Is time a physical energy? If you say that it is, please provide scientific evidence or a definition.

In this lenght contaction idea, can you find any reference that states that the object actually contracts?

You have two objects, one is made of iron, the other is made of foam padding. Both objects are traveling at near the speed of light. Both we are told contract at to the same lenght.

It takes more energy to contract iron then foam, yet both contract the same. How is this possible? What forces are at worK?

If you say that the objects APPEAR to contract you would be correct according to Einstein and S.R. They appear to contract, but acctually do not contract.

There is no science that explains the forces that act on an object to contract it during high speed. Force is not mentioned.

The objects do not actually contract.

Just think about it, if an object were contracted by some force, what is the force that brings it back to it original lenght? And why is this force never mentioned?

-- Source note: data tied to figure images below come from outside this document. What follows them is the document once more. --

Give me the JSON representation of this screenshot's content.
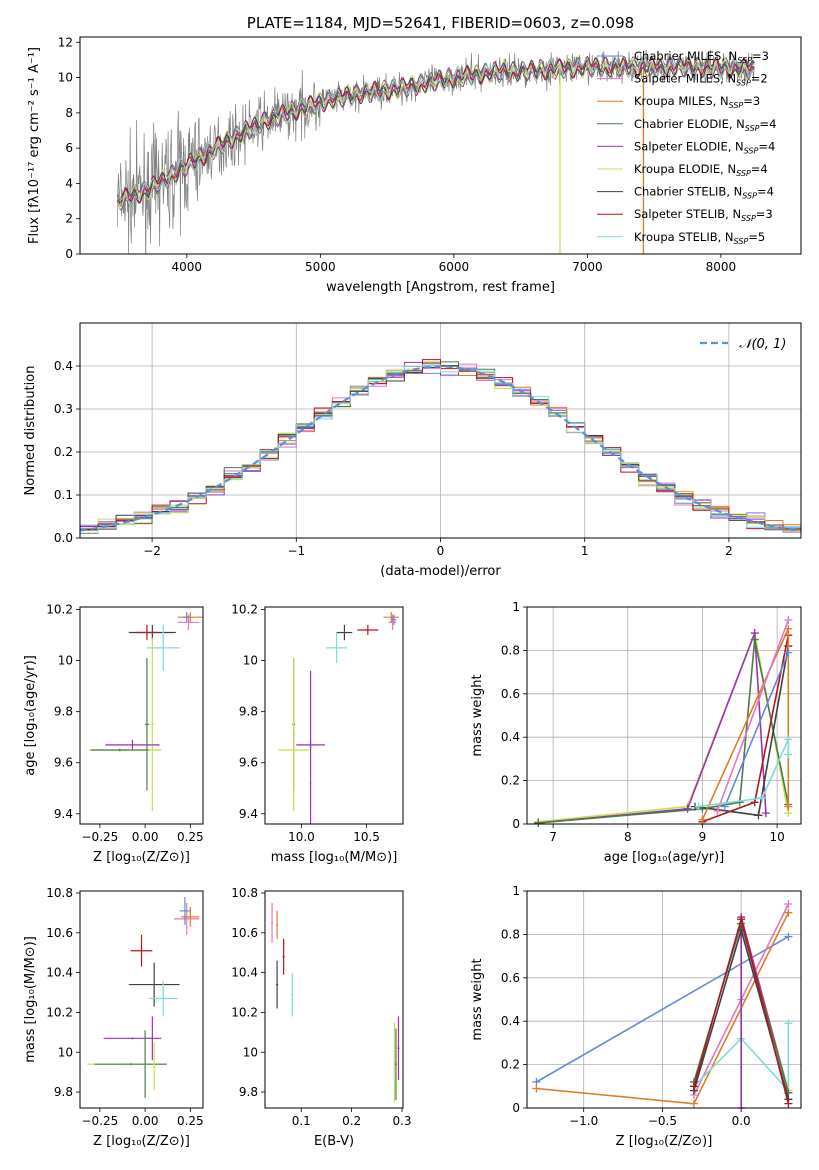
{
  "chart_data": [
    {
      "id": "spectrum",
      "type": "line",
      "title": "PLATE=1184, MJD=52641, FIBERID=0603, z=0.098",
      "xlabel": "wavelength [Angstrom, rest frame]",
      "ylabel": "Flux [fλ10⁻¹⁷ erg cm⁻² s⁻¹ A⁻¹]",
      "xlim": [
        3200,
        8600
      ],
      "ylim": [
        0,
        12.3
      ],
      "xticks": [
        4000,
        5000,
        6000,
        7000,
        8000
      ],
      "yticks": [
        0,
        2,
        4,
        6,
        8,
        10,
        12
      ],
      "grid": false,
      "legend_position": "top-right",
      "legend": [
        {
          "label": "Chabrier MILES, N_SSP=3",
          "color": "#6689d6"
        },
        {
          "label": "Salpeter MILES, N_SSP=2",
          "color": "#e377c2"
        },
        {
          "label": "Kroupa MILES, N_SSP=3",
          "color": "#e07c27"
        },
        {
          "label": "Chabrier ELODIE, N_SSP=4",
          "color": "#4e7a4e"
        },
        {
          "label": "Salpeter ELODIE, N_SSP=4",
          "color": "#9b32b5"
        },
        {
          "label": "Kroupa ELODIE, N_SSP=4",
          "color": "#c8df52"
        },
        {
          "label": "Chabrier STELIB, N_SSP=4",
          "color": "#404040"
        },
        {
          "label": "Salpeter STELIB, N_SSP=3",
          "color": "#b0171f"
        },
        {
          "label": "Kroupa STELIB, N_SSP=5",
          "color": "#7fdbdb"
        }
      ],
      "continuum": {
        "x": [
          3480,
          3700,
          4000,
          4300,
          4600,
          5000,
          5300,
          5600,
          6000,
          6300,
          6600,
          7000,
          7400,
          7800,
          8250
        ],
        "y": [
          3.0,
          3.6,
          5.0,
          6.4,
          7.6,
          8.6,
          9.1,
          9.4,
          10.0,
          10.3,
          10.4,
          10.6,
          10.6,
          10.6,
          10.5
        ]
      }
    },
    {
      "id": "residuals",
      "type": "area",
      "xlabel": "(data-model)/error",
      "ylabel": "Normed distribution",
      "xlim": [
        -2.5,
        2.5
      ],
      "ylim": [
        0,
        0.5
      ],
      "xticks": [
        -2,
        -1,
        0,
        1,
        2
      ],
      "yticks": [
        0.0,
        0.1,
        0.2,
        0.3,
        0.4
      ],
      "grid": true,
      "legend_position": "top-right",
      "legend": [
        {
          "label": "𝒩(0, 1)",
          "color": "#5b8fd6"
        }
      ]
    },
    {
      "id": "age_vs_Z",
      "type": "scatter",
      "xlabel": "Z [log₁₀(Z/Z⊙)]",
      "ylabel": "age  [log₁₀(age/yr)]",
      "xlim": [
        -0.36,
        0.32
      ],
      "ylim": [
        9.36,
        10.21
      ],
      "xticks": [
        -0.25,
        0.0,
        0.25
      ],
      "xticklabels": [
        "−0.25",
        "0.00",
        "0.25"
      ],
      "yticks": [
        9.4,
        9.6,
        9.8,
        10.0,
        10.2
      ],
      "grid": false,
      "points": [
        {
          "c": "#e377c2",
          "x": 0.24,
          "xerr": 0.06,
          "y": 10.15,
          "yerr": 0.03
        },
        {
          "c": "#e07c27",
          "x": 0.25,
          "xerr": 0.07,
          "y": 10.17,
          "yerr": 0.02
        },
        {
          "c": "#6689d6",
          "x": 0.23,
          "xerr": 0.02,
          "y": 10.17,
          "yerr": 0.02
        },
        {
          "c": "#404040",
          "x": 0.04,
          "xerr": 0.13,
          "y": 10.11,
          "yerr": 0.03
        },
        {
          "c": "#b0171f",
          "x": 0.01,
          "xerr": 0.06,
          "y": 10.11,
          "yerr": 0.03
        },
        {
          "c": "#7fdbdb",
          "x": 0.1,
          "xerr": 0.09,
          "y": 10.05,
          "yerr": 0.09
        },
        {
          "c": "#4e7a4e",
          "x": 0.01,
          "xerr": 0.01,
          "y": 9.75,
          "yerr": 0.26
        },
        {
          "c": "#c8df52",
          "x": 0.04,
          "xerr": 0.01,
          "y": 9.75,
          "yerr": 0.34
        },
        {
          "c": "#9b32b5",
          "x": -0.07,
          "xerr": 0.15,
          "y": 9.67,
          "yerr": 0.02
        },
        {
          "c": "#c8df52",
          "x": -0.11,
          "xerr": 0.2,
          "y": 9.65,
          "yerr": 0.005
        },
        {
          "c": "#4e7a4e",
          "x": -0.14,
          "xerr": 0.16,
          "y": 9.65,
          "yerr": 0.005
        }
      ]
    },
    {
      "id": "age_vs_mass",
      "type": "scatter",
      "xlabel": "mass [log₁₀(M/M⊙)]",
      "xlim": [
        9.72,
        10.78
      ],
      "ylim": [
        9.36,
        10.21
      ],
      "xticks": [
        10.0,
        10.5
      ],
      "xticklabels": [
        "10.0",
        "10.5"
      ],
      "yticks": [
        9.4,
        9.6,
        9.8,
        10.0,
        10.2
      ],
      "grid": false,
      "points": [
        {
          "c": "#e377c2",
          "x": 10.7,
          "xerr": 0.03,
          "y": 10.15,
          "yerr": 0.03
        },
        {
          "c": "#e07c27",
          "x": 10.69,
          "xerr": 0.06,
          "y": 10.17,
          "yerr": 0.02
        },
        {
          "c": "#6689d6",
          "x": 10.71,
          "xerr": 0.02,
          "y": 10.16,
          "yerr": 0.02
        },
        {
          "c": "#404040",
          "x": 10.33,
          "xerr": 0.06,
          "y": 10.11,
          "yerr": 0.03
        },
        {
          "c": "#b0171f",
          "x": 10.51,
          "xerr": 0.08,
          "y": 10.12,
          "yerr": 0.02
        },
        {
          "c": "#7fdbdb",
          "x": 10.27,
          "xerr": 0.08,
          "y": 10.05,
          "yerr": 0.06
        },
        {
          "c": "#4e7a4e",
          "x": 9.94,
          "xerr": 0.01,
          "y": 9.75,
          "yerr": 0.26
        },
        {
          "c": "#c8df52",
          "x": 9.94,
          "xerr": 0.01,
          "y": 9.71,
          "yerr": 0.3
        },
        {
          "c": "#9b32b5",
          "x": 10.07,
          "xerr": 0.11,
          "y": 9.67,
          "yerr": 0.02
        },
        {
          "c": "#9b32b5",
          "x": 10.07,
          "xerr": 0.005,
          "y": 9.52,
          "yerr": 0.44
        },
        {
          "c": "#c8df52",
          "x": 9.94,
          "xerr": 0.12,
          "y": 9.65,
          "yerr": 0.005
        }
      ]
    },
    {
      "id": "weight_vs_age",
      "type": "line",
      "xlabel": "age  [log₁₀(age/yr)]",
      "ylabel": "mass weight",
      "xlim": [
        6.65,
        10.32
      ],
      "ylim": [
        0,
        1.0
      ],
      "xticks": [
        7,
        8,
        9,
        10
      ],
      "yticks": [
        0.0,
        0.2,
        0.4,
        0.6,
        0.8,
        1.0
      ],
      "grid": true,
      "series": [
        {
          "c": "#c8df52",
          "x": [
            6.8,
            8.8,
            9.7,
            10.15
          ],
          "y": [
            0.01,
            0.08,
            0.88,
            0.05
          ]
        },
        {
          "c": "#9b32b5",
          "x": [
            6.8,
            8.8,
            9.7,
            9.85
          ],
          "y": [
            0.005,
            0.07,
            0.88,
            0.05
          ]
        },
        {
          "c": "#4e7a4e",
          "x": [
            6.8,
            9.0,
            9.5,
            9.7,
            10.15
          ],
          "y": [
            0.005,
            0.07,
            0.1,
            0.85,
            0.09
          ]
        },
        {
          "c": "#404040",
          "x": [
            8.9,
            9.75,
            10.15
          ],
          "y": [
            0.08,
            0.04,
            0.82
          ]
        },
        {
          "c": "#b0171f",
          "x": [
            9.0,
            9.7,
            10.15
          ],
          "y": [
            0.01,
            0.1,
            0.87
          ]
        },
        {
          "c": "#e07c27",
          "x": [
            9.0,
            10.15,
            10.15
          ],
          "y": [
            0.02,
            0.9,
            0.08
          ]
        },
        {
          "c": "#e377c2",
          "x": [
            9.2,
            10.15
          ],
          "y": [
            0.06,
            0.94
          ]
        },
        {
          "c": "#6689d6",
          "x": [
            9.3,
            10.15
          ],
          "y": [
            0.08,
            0.79
          ]
        },
        {
          "c": "#7fdbdb",
          "x": [
            8.95,
            9.8,
            10.15,
            10.15
          ],
          "y": [
            0.08,
            0.12,
            0.39,
            0.32
          ]
        }
      ]
    },
    {
      "id": "mass_vs_Z",
      "type": "scatter",
      "xlabel": "Z [log₁₀(Z/Z⊙)]",
      "ylabel": "mass [log₁₀(M/M⊙)]",
      "xlim": [
        -0.36,
        0.32
      ],
      "ylim": [
        9.72,
        10.81
      ],
      "xticks": [
        -0.25,
        0.0,
        0.25
      ],
      "xticklabels": [
        "−0.25",
        "0.00",
        "0.25"
      ],
      "yticks": [
        9.8,
        10.0,
        10.2,
        10.4,
        10.6,
        10.8
      ],
      "grid": false,
      "points": [
        {
          "c": "#e377c2",
          "x": 0.23,
          "xerr": 0.07,
          "y": 10.67,
          "yerr": 0.08
        },
        {
          "c": "#e07c27",
          "x": 0.25,
          "xerr": 0.05,
          "y": 10.68,
          "yerr": 0.05
        },
        {
          "c": "#6689d6",
          "x": 0.22,
          "xerr": 0.03,
          "y": 10.71,
          "yerr": 0.07
        },
        {
          "c": "#b0171f",
          "x": -0.02,
          "xerr": 0.06,
          "y": 10.51,
          "yerr": 0.08
        },
        {
          "c": "#404040",
          "x": 0.05,
          "xerr": 0.14,
          "y": 10.34,
          "yerr": 0.11
        },
        {
          "c": "#7fdbdb",
          "x": 0.1,
          "xerr": 0.08,
          "y": 10.27,
          "yerr": 0.09
        },
        {
          "c": "#9b32b5",
          "x": -0.07,
          "xerr": 0.16,
          "y": 10.07,
          "yerr": 0.005
        },
        {
          "c": "#9b32b5",
          "x": 0.04,
          "xerr": 0.005,
          "y": 10.07,
          "yerr": 0.11
        },
        {
          "c": "#4e7a4e",
          "x": 0.0,
          "xerr": 0.005,
          "y": 9.94,
          "yerr": 0.17
        },
        {
          "c": "#c8df52",
          "x": -0.1,
          "xerr": 0.22,
          "y": 9.94,
          "yerr": 0.005
        },
        {
          "c": "#4e7a4e",
          "x": -0.08,
          "xerr": 0.2,
          "y": 9.94,
          "yerr": 0.005
        },
        {
          "c": "#c8df52",
          "x": 0.05,
          "xerr": 0.005,
          "y": 9.93,
          "yerr": 0.12
        }
      ]
    },
    {
      "id": "mass_vs_ebv",
      "type": "scatter",
      "xlabel": "E(B-V)",
      "xlim": [
        0.028,
        0.302
      ],
      "ylim": [
        9.72,
        10.81
      ],
      "xticks": [
        0.1,
        0.2,
        0.3
      ],
      "xticklabels": [
        "0.1",
        "0.2",
        "0.3"
      ],
      "yticks": [
        9.8,
        10.0,
        10.2,
        10.4,
        10.6,
        10.8
      ],
      "grid": false,
      "points": [
        {
          "c": "#e377c2",
          "x": 0.042,
          "xerr": 0.002,
          "y": 10.65,
          "yerr": 0.1
        },
        {
          "c": "#e07c27",
          "x": 0.052,
          "xerr": 0.002,
          "y": 10.64,
          "yerr": 0.07
        },
        {
          "c": "#b0171f",
          "x": 0.065,
          "xerr": 0.002,
          "y": 10.48,
          "yerr": 0.09
        },
        {
          "c": "#404040",
          "x": 0.052,
          "xerr": 0.002,
          "y": 10.34,
          "yerr": 0.12
        },
        {
          "c": "#7fdbdb",
          "x": 0.082,
          "xerr": 0.002,
          "y": 10.29,
          "yerr": 0.11
        },
        {
          "c": "#9b32b5",
          "x": 0.293,
          "xerr": 0.002,
          "y": 10.02,
          "yerr": 0.16
        },
        {
          "c": "#c8df52",
          "x": 0.285,
          "xerr": 0.002,
          "y": 9.95,
          "yerr": 0.2
        },
        {
          "c": "#4e7a4e",
          "x": 0.288,
          "xerr": 0.002,
          "y": 9.94,
          "yerr": 0.18
        }
      ]
    },
    {
      "id": "weight_vs_Z",
      "type": "line",
      "xlabel": "Z [log₁₀(Z/Z⊙)]",
      "ylabel": "mass weight",
      "xlim": [
        -1.36,
        0.38
      ],
      "ylim": [
        0,
        1.0
      ],
      "xticks": [
        -1.0,
        -0.5,
        0.0
      ],
      "xticklabels": [
        "−1.0",
        "−0.5",
        "0.0"
      ],
      "yticks": [
        0.0,
        0.2,
        0.4,
        0.6,
        0.8,
        1.0
      ],
      "grid": true,
      "series": [
        {
          "c": "#6689d6",
          "x": [
            -1.3,
            0.3
          ],
          "y": [
            0.12,
            0.79
          ]
        },
        {
          "c": "#e07c27",
          "x": [
            -1.3,
            -0.3,
            0.3
          ],
          "y": [
            0.09,
            0.02,
            0.9
          ]
        },
        {
          "c": "#e377c2",
          "x": [
            -0.3,
            0.0,
            0.3
          ],
          "y": [
            0.06,
            0.5,
            0.94
          ]
        },
        {
          "c": "#7fdbdb",
          "x": [
            -0.3,
            0.0,
            0.3,
            0.3
          ],
          "y": [
            0.1,
            0.32,
            0.08,
            0.39
          ]
        },
        {
          "c": "#c8df52",
          "x": [
            0.0,
            0.0,
            0.3
          ],
          "y": [
            0.0,
            0.88,
            0.08
          ]
        },
        {
          "c": "#9b32b5",
          "x": [
            0.0,
            0.0,
            0.3
          ],
          "y": [
            0.0,
            0.88,
            0.07
          ]
        },
        {
          "c": "#4e7a4e",
          "x": [
            -0.3,
            0.0,
            0.3
          ],
          "y": [
            0.12,
            0.85,
            0.07
          ]
        },
        {
          "c": "#404040",
          "x": [
            -0.3,
            0.0,
            0.3
          ],
          "y": [
            0.08,
            0.82,
            0.04
          ]
        },
        {
          "c": "#b0171f",
          "x": [
            -0.3,
            0.0,
            0.3
          ],
          "y": [
            0.1,
            0.87,
            0.02
          ]
        }
      ]
    }
  ]
}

The contraction doesn't occur in the object's frame; the energy or force it takes to compress foam vs iron is never an issue. The contraction is the difference in length itself between frames. All items 1 meter in length on one frame will be 0.5 meters in length according to an observer moving with a speed such that gamma=2. It is not a physical compression, it is the difference in observation, which is relative to the frame you are in.

To say it appears to contract isn't correct; there is no "true length" of the object, since there is no absolute reference frame. Measurements will be relative to the frame of the observer, because c is constant.